The problem of ads or things-in things is in a poor state. It's bad on every stack, every ecosystem. Ads or SEO poisoning bubbled up this crimeware-to ransomware via "Bing AI Chat" -- https://www.bleepingcomputer.com/news/security/bing-chat-responses-infiltrat... Try asking your AI buddy a download link for Advanced IP Scanner
and there's been other strange stories such as this one -- https://www.scmp.com/tech/tech-trends/article/3246612/chatgpt-aided-ransomwa... -- (read on https://archive.is/qZfPg )
On Mon, 3 Jun 2024 at 23:18, Dave Aitel via Dailydave < dailydave@lists.aitelfoundation.org> wrote:
It's always been weird that mobile browsers are not allowed to have ad blockers.

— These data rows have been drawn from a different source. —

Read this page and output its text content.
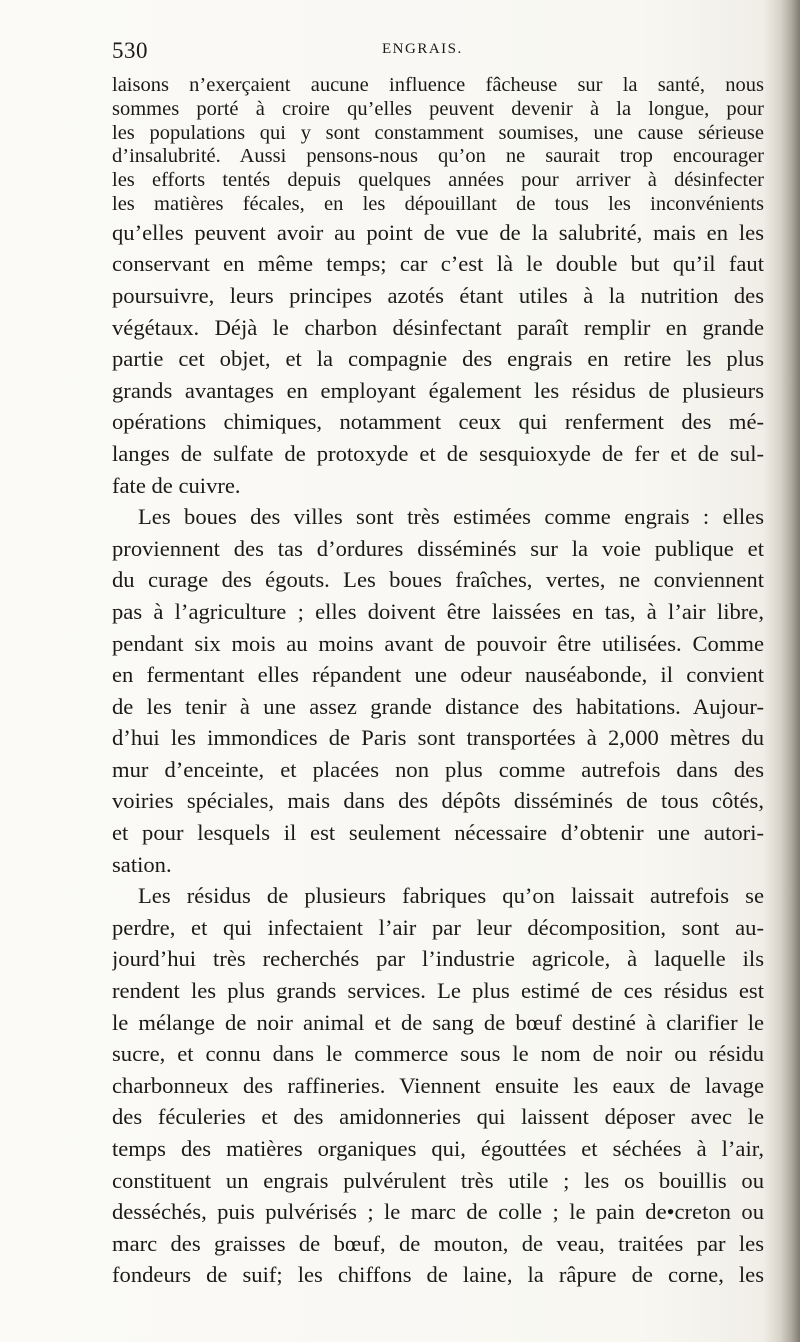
530	ENGRAIS.
laisons n’exerçaient aucune influence fâcheuse sur la santé, nous
sommes porté à croire qu’elles peuvent devenir à la longue, pour
les populations qui y sont constamment soumises, une cause sérieuse
d’insalubrité. Aussi pensons-nous qu’on ne saurait trop encourager
les efforts tentés depuis quelques années pour arriver à désinfecter
les matières fécales, en les dépouillant de tous les inconvénients
qu’elles peuvent avoir au point de vue de la salubrité, mais en les
conservant en même temps; car c’est là le double but qu’il faut
poursuivre, leurs principes azotés étant utiles à la nutrition des
végétaux. Déjà le charbon désinfectant paraît remplir en grande
partie cet objet, et la compagnie des engrais en retire les plus
grands avantages en employant également les résidus de plusieurs
opérations chimiques, notamment ceux qui renferment des mé-
langes de sulfate de protoxyde et de sesquioxyde de fer et de sul-
fate de cuivre.
Les boues des villes sont très estimées comme engrais : elles
proviennent des tas d’ordures disséminés sur la voie publique et
du curage des égouts. Les boues fraîches, vertes, ne conviennent
pas à l’agriculture ; elles doivent être laissées en tas, à l’air libre,
pendant six mois au moins avant de pouvoir être utilisées. Comme
en fermentant elles répandent une odeur nauséabonde, il convient
de les tenir à une assez grande distance des habitations. Aujour-
d’hui les immondices de Paris sont transportées à 2,000 mètres du
mur d’enceinte, et placées non plus comme autrefois dans des
voiries spéciales, mais dans des dépôts disséminés de tous côtés,
et pour lesquels il est seulement nécessaire d’obtenir une autori-
sation.
Les résidus de plusieurs fabriques qu’on laissait autrefois se
perdre, et qui infectaient l’air par leur décomposition, sont au-
jourd’hui très recherchés par l’industrie agricole, à laquelle ils
rendent les plus grands services. Le plus estimé de ces résidus est
le mélange de noir animal et de sang de bœuf destiné à clarifier le
sucre, et connu dans le commerce sous le nom de noir ou résidu
charbonneux des raffineries. Viennent ensuite les eaux de lavage
des féculeries et des amidonneries qui laissent déposer avec le
temps des matières organiques qui, égouttées et séchées à l’air,
constituent un engrais pulvérulent très utile ; les os bouillis ou
desséchés, puis pulvérisés ; le marc de colle ; le pain de•creton ou
marc des graisses de bœuf, de mouton, de veau, traitées par les
fondeurs de suif; les chiffons de laine, la râpure de corne, les
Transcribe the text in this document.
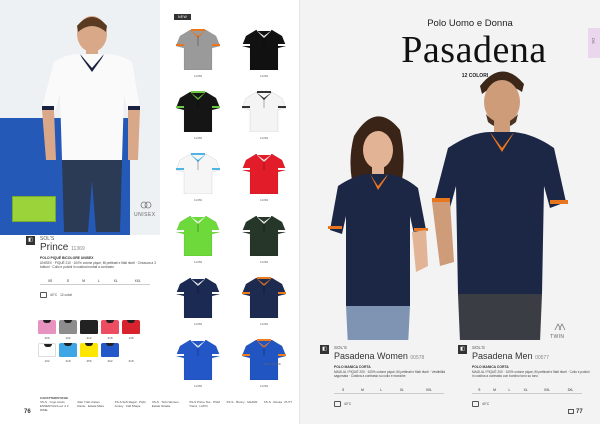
UNISEX
◧	SOL'S
Prince 11369
POLO PIQUÉ BICOLORE UNISEX
UNISEX · PIQUÉ 210 · 100% cotone piqué, fili pettinati e filati ritorti · Chiusura a 3 bottoni · Collo e polsini in costina bordati a contrasto
XS	S	M	L	XL	XXL
40°C 12 colori
306	102	312	318	145
102	318	356	302	318
CARATTERISTICHE
XS-S · ringo tondo · ESSENTIALS ed. 2 2 DIME
Aller Trail Unisex · Dante · Estate Mare
XS-S Soft Regal · PQG Jersey · Fall Shape
XS-S · Twin Women · Estate Strada
XS-S Prime Tee · PGM Trend · LUPO
XS-S · Bunny · MaJOR XS-S · Rossa · PU77
76
NEW
11369	11369
11369	11369
11369	11369
11369	11369
11369	11369
11369	11369
EXCLUSIVE
Polo Uomo e Donna
Pasadena
12 COLORI
DS
TWIN
◧	SOL'S
Pasadena Women 00578
POLO MANICA CORTA
MAGLIA / PIQUÉ 200 · 100% cotone piqué, fili pettinati e filati ritorti · Vestibilità sagomata · Costina a contrasto su collo e maniche
S	M	L	XL	XXL
40°C
◧	SOL'S
Pasadena Men 00577
POLO MANICA CORTA
MAGLIA / PIQUÉ 200 · 100% cotone piqué, fili pettinati e filati ritorti · Collo e polsini in costina a contrasto con bordino tono su tono
S	M	L	XL	XXL	3XL
40°C
77
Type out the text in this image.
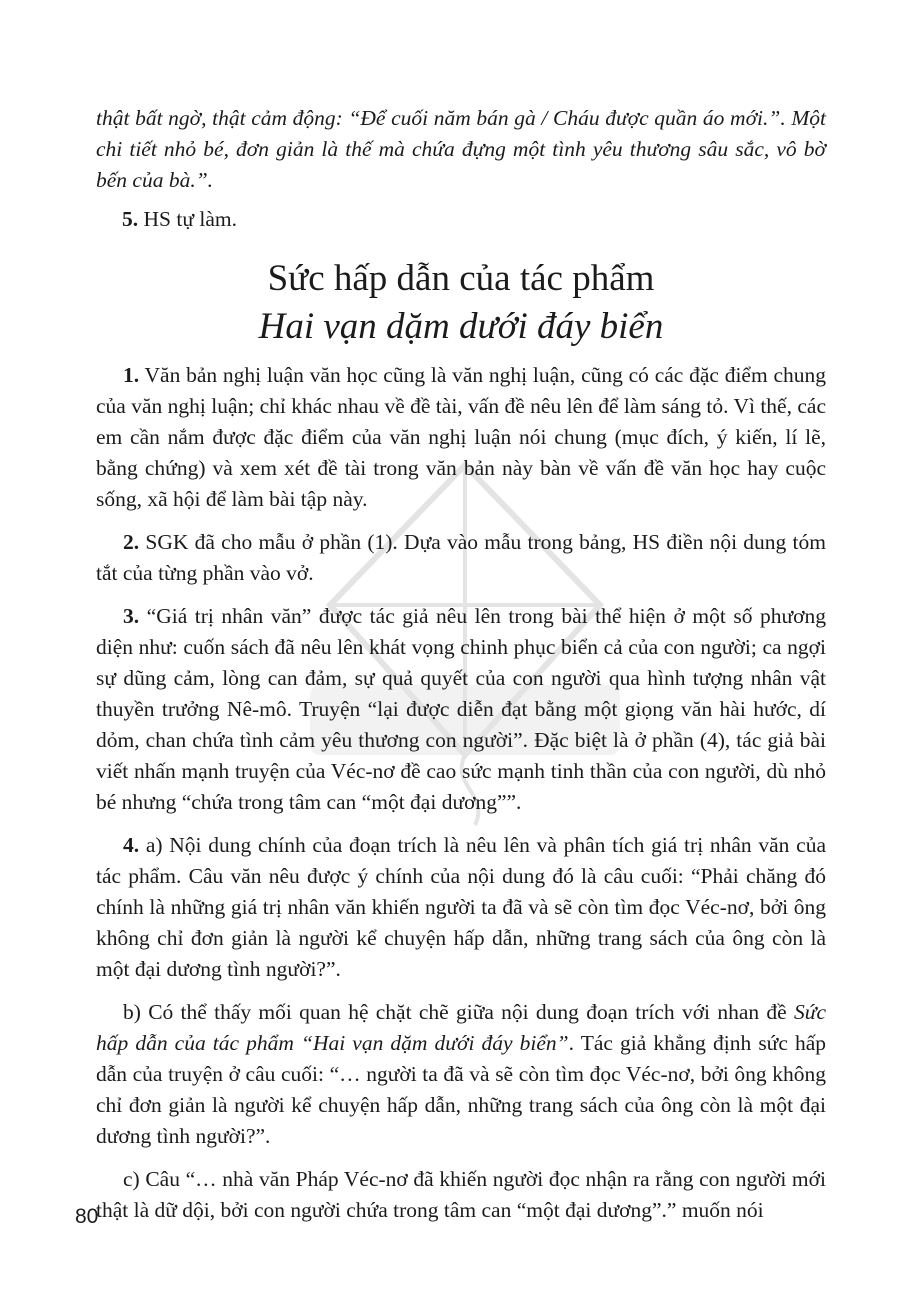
thật bất ngờ, thật cảm động: “Để cuối năm bán gà / Cháu được quần áo mới.”. Một chi tiết nhỏ bé, đơn giản là thế mà chứa đựng một tình yêu thương sâu sắc, vô bờ bến của bà.”.

5. HS tự làm.
Sức hấp dẫn của tác phẩm
Hai vạn dặm dưới đáy biển

1. Văn bản nghị luận văn học cũng là văn nghị luận, cũng có các đặc điểm chung của văn nghị luận; chỉ khác nhau về đề tài, vấn đề nêu lên để làm sáng tỏ. Vì thế, các em cần nắm được đặc điểm của văn nghị luận nói chung (mục đích, ý kiến, lí lẽ, bằng chứng) và xem xét đề tài trong văn bản này bàn về vấn đề văn học hay cuộc sống, xã hội để làm bài tập này.

2. SGK đã cho mẫu ở phần (1). Dựa vào mẫu trong bảng, HS điền nội dung tóm tắt của từng phần vào vở.

3. “Giá trị nhân văn” được tác giả nêu lên trong bài thể hiện ở một số phương diện như: cuốn sách đã nêu lên khát vọng chinh phục biển cả của con người; ca ngợi sự dũng cảm, lòng can đảm, sự quả quyết của con người qua hình tượng nhân vật thuyền trưởng Nê-mô. Truyện “lại được diễn đạt bằng một giọng văn hài hước, dí dỏm, chan chứa tình cảm yêu thương con người”. Đặc biệt là ở phần (4), tác giả bài viết nhấn mạnh truyện của Véc-nơ đề cao sức mạnh tinh thần của con người, dù nhỏ bé nhưng “chứa trong tâm can “một đại dương””.

4. a) Nội dung chính của đoạn trích là nêu lên và phân tích giá trị nhân văn của tác phẩm. Câu văn nêu được ý chính của nội dung đó là câu cuối: “Phải chăng đó chính là những giá trị nhân văn khiến người ta đã và sẽ còn tìm đọc Véc-nơ, bởi ông không chỉ đơn giản là người kể chuyện hấp dẫn, những trang sách của ông còn là một đại dương tình người?”.

b) Có thể thấy mối quan hệ chặt chẽ giữa nội dung đoạn trích với nhan đề Sức hấp dẫn của tác phẩm “Hai vạn dặm dưới đáy biển”. Tác giả khẳng định sức hấp dẫn của truyện ở câu cuối: “… người ta đã và sẽ còn tìm đọc Véc-nơ, bởi ông không chỉ đơn giản là người kể chuyện hấp dẫn, những trang sách của ông còn là một đại dương tình người?”.

c) Câu “… nhà văn Pháp Véc-nơ đã khiến người đọc nhận ra rằng con người mới thật là dữ dội, bởi con người chứa trong tâm can “một đại dương”.” muốn nói

80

Does anyone have depth on this issue they can actually share?
Speaking about (but not for - this is just how I interpreted it) Firefox - mostly sausage making and org pains. Fennec (the old mobile architecture) supported extensions, although I don't remember to what extent/how well. In 2016 it got WebExtension support - before that it was supporting extensions in the old style of "Just let them do whatever they want in the browser, I'm sure it will be fine.[0]" And in late 2017 we removed access to those capabilities. Somewhere around 2019 we switched from the old browser architecture (Fennec) to the new one (Fenix) - and 2019 was when we launched, so we started the development quite some time earlier and kept Fennec on life support during it.
Fenix - while not a total rewrite of the rendering or js engine - was a rewrite of everything else, including the UI, accounts, sync, telemetry, session storage, push, reader view, downloads, etc etc. [1] Getting a consistent and reliable handle on the Android OS process management also took time[2] - running extensions in the parent meant the parent got reaped a lot; they needed to be moved to a separate process, and then we needed to handle how to behave when _that_ process got reaped but others did not. Fenix supported a curated list of extensions (including Ghostery, AdGuard, and uBlock Origin) for a while, but in the past 6 months finally hit the milestone where it opened up so anyone can publish, and anyone can install, an extension on Android without jumping through hoops.
Add into all of this mix a couple rounds of layoffs including the big one in 2020, which disrupted a lot of things. (And, you know, the pandemic.) I don't know/remember if anyone directly working on Fenix was let go, although I would wager yes, but I do know many *mobile* engineers in non-Firefox products were let go and I have to assume the knowledge drain, upheaval, and hurt when your colleagues are let go led to departures and general delays in what people originally hoped to accomplish.
Anyway, I don't know if you wanted more technical nitty-gritty on it, but from my perspective, that's what I can offer. I don't think there was any specific de-prioritization of extensions from a philosophical standpoint (we all know that extensions are what made Firefox what it is), just juggling lots of work that resulted in a slower rollout than we hoped.
-tom
ref: https://blog.mozilla.org/addons/page/1/?s=android
[0] Narrator: It was not fine. [1] Unsurprisingly we've been playing whack-a-mole with re-implementations of the annoying 'yes it's a bug but no one exploits address-bar-impersonation so =/' class of bugs. [2] 'Takes time' is both engineering time and wall-time as you write code, deploy it, run an experiment, and wait for results.